Conseils stratégiques pour le dirigeant ou le responsable RSE
Après avoir étudié ce guide, voici les décisions et actions que le dirigeant ou le responsable RSE peut envisager :
- mettre en place le rapport CO₂ ;
- adopter une solution de télématique comme Webfleet pour connecter tous les véhicules de la flotte ;
- configurer le calcul des émissions selon la méthode la plus précise disponible (carburant ou distance) selon les données dont il dispose ;
- définir un calendrier de génération des rapports (mensuel, annuel) pour suivre les tendances ;
- faire un audit de la flotte ;
- analyser les rapports historiques pour identifier les zones critiques : trajets les plus polluants, véhicules inefficaces, comportements de conduite ;
- prioriser les actions en fonction des résultats : quels véhicules remplacer, quels conducteurs former en premier, quels trajets optimiser ;
- lancer des programmes d’éco-conduite ;
- organiser des formations ou ateliers pour tous les conducteurs sur les pratiques économes : éviter les accélérations/brusques, limiter le ralenti, optimiser les itinéraires ;
- mettre en place des indicateurs de performance pour encourager les bons comportements (KPIs émissions, consommation, etc.) ;
- utiliser les données du rapport pour donner des retours concrets aux conducteurs : « voici comment tes émissions ont baissé après avoir changé ton style »;
- planifier la transition du parc.
- sur la base des données d’émissions, identifier quels véhicules thermiques sont les plus coûteux en CO₂ par kilomètre ou par usage ;
- étudier les opportunités de véhicules électriques ou hybrides selon les usages (trajets urbains, trajets longs, fréquence de recharge, etc.) ;
- établir une feuille de route de renouvellement du parc, en tenant compte de l’amortissement, des économies de carburant, des subventions ou aides disponibles ;
- aligner le reporting RSE et la stratégie CSRD ;
- intégrer les émissions mesurées dans le rapport RSE / ESG de l’entreprise, avec des objectifs clairs (ex : réduire de X % les émissions de la flotte en 3 ans) ;
- utiliser les chiffres certifiés pour répondre aux exigences de la Directive CSRD, en montrant que l’entreprise a un dispositif robuste de mesure et d’action ;
- communiquer auprès des parties prenantes (investisseurs, clients, employés) sur les progrès réalisés, en s’appuyant sur des données tangibles.

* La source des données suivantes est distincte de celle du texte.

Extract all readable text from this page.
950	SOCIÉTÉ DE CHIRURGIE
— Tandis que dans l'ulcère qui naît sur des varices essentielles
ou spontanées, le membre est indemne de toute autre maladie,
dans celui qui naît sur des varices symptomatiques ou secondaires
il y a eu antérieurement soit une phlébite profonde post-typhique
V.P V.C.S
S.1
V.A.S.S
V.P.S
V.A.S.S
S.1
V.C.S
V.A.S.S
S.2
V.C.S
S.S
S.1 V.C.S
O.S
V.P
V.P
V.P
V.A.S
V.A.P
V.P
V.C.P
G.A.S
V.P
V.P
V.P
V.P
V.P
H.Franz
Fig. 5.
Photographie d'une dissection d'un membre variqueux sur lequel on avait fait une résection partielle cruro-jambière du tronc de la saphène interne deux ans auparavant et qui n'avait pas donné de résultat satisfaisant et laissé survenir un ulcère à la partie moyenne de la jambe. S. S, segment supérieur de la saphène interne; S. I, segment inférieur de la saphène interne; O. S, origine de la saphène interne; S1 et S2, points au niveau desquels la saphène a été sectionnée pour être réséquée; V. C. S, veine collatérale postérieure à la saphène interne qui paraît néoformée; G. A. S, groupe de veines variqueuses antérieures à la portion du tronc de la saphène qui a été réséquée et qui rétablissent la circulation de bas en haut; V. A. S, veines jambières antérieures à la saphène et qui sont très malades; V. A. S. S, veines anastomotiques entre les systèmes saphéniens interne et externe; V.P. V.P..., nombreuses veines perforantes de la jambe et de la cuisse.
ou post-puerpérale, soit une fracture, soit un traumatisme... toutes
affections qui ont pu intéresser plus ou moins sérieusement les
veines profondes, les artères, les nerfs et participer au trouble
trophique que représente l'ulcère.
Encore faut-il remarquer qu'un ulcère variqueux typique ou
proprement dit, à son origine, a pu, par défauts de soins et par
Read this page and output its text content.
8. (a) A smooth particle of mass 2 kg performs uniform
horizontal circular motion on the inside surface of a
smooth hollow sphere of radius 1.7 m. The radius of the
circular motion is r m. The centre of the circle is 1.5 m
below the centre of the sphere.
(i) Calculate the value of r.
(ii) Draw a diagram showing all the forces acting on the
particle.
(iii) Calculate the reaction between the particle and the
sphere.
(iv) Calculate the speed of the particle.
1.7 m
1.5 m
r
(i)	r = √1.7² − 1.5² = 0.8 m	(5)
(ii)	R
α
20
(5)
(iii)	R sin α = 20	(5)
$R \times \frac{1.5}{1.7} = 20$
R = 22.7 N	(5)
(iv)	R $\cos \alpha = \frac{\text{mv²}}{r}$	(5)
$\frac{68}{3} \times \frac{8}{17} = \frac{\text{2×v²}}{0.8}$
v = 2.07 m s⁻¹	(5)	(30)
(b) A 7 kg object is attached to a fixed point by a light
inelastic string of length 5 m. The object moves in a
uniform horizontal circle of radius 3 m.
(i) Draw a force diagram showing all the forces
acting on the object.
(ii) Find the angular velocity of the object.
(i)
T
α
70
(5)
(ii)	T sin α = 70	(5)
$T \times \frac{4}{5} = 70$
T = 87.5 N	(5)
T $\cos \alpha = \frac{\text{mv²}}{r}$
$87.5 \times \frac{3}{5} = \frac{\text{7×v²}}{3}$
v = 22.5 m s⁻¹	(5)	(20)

- anticiper les risques et opportunités ;
- évaluer les risques réglementaires : des entreprises non conformes à la CSRD pourraient faire face à des pressions réputations, ou des exigences de leurs clients ;
- identifier les opportunités : des clients ou des partenaires pourraient valoriser votre stratégie « flotte décarbonée »; cela peut être un avantage concurrentiel ;
- mettre en place un tableau de bord RSE pour suivre les indicateurs CO₂, le coût total de possession des véhicules, les économies générées par l’éco-conduite .
Les bénéfices attendus pour l’entreprise :
- réduction de l’empreinte carbone : en combinant mesure, formation et renouvellement de la flotte, l’entreprise peut diminuer significativement ses émissions de CO₂ ;
- conformité réglementaire : grâce à un reporting certifié, la société peut satisfaire aux obligations CSRD sans risque majeur de non-conformité ;
- performance économique : l’éco-conduite et un bon choix de véhicules permettent de réduire les coûts de carburant sur le long terme ;
- image RSE renforcée : afficher des ambitions mesurables et des progrès concrets renforce la crédibilité de l’entreprise auprès des parties prenantes ;
- avantage concurrentiel : un engagement clair vers une flotte verte peut séduire des clients, des investisseurs ou des partenaires sensibles à la durabilité.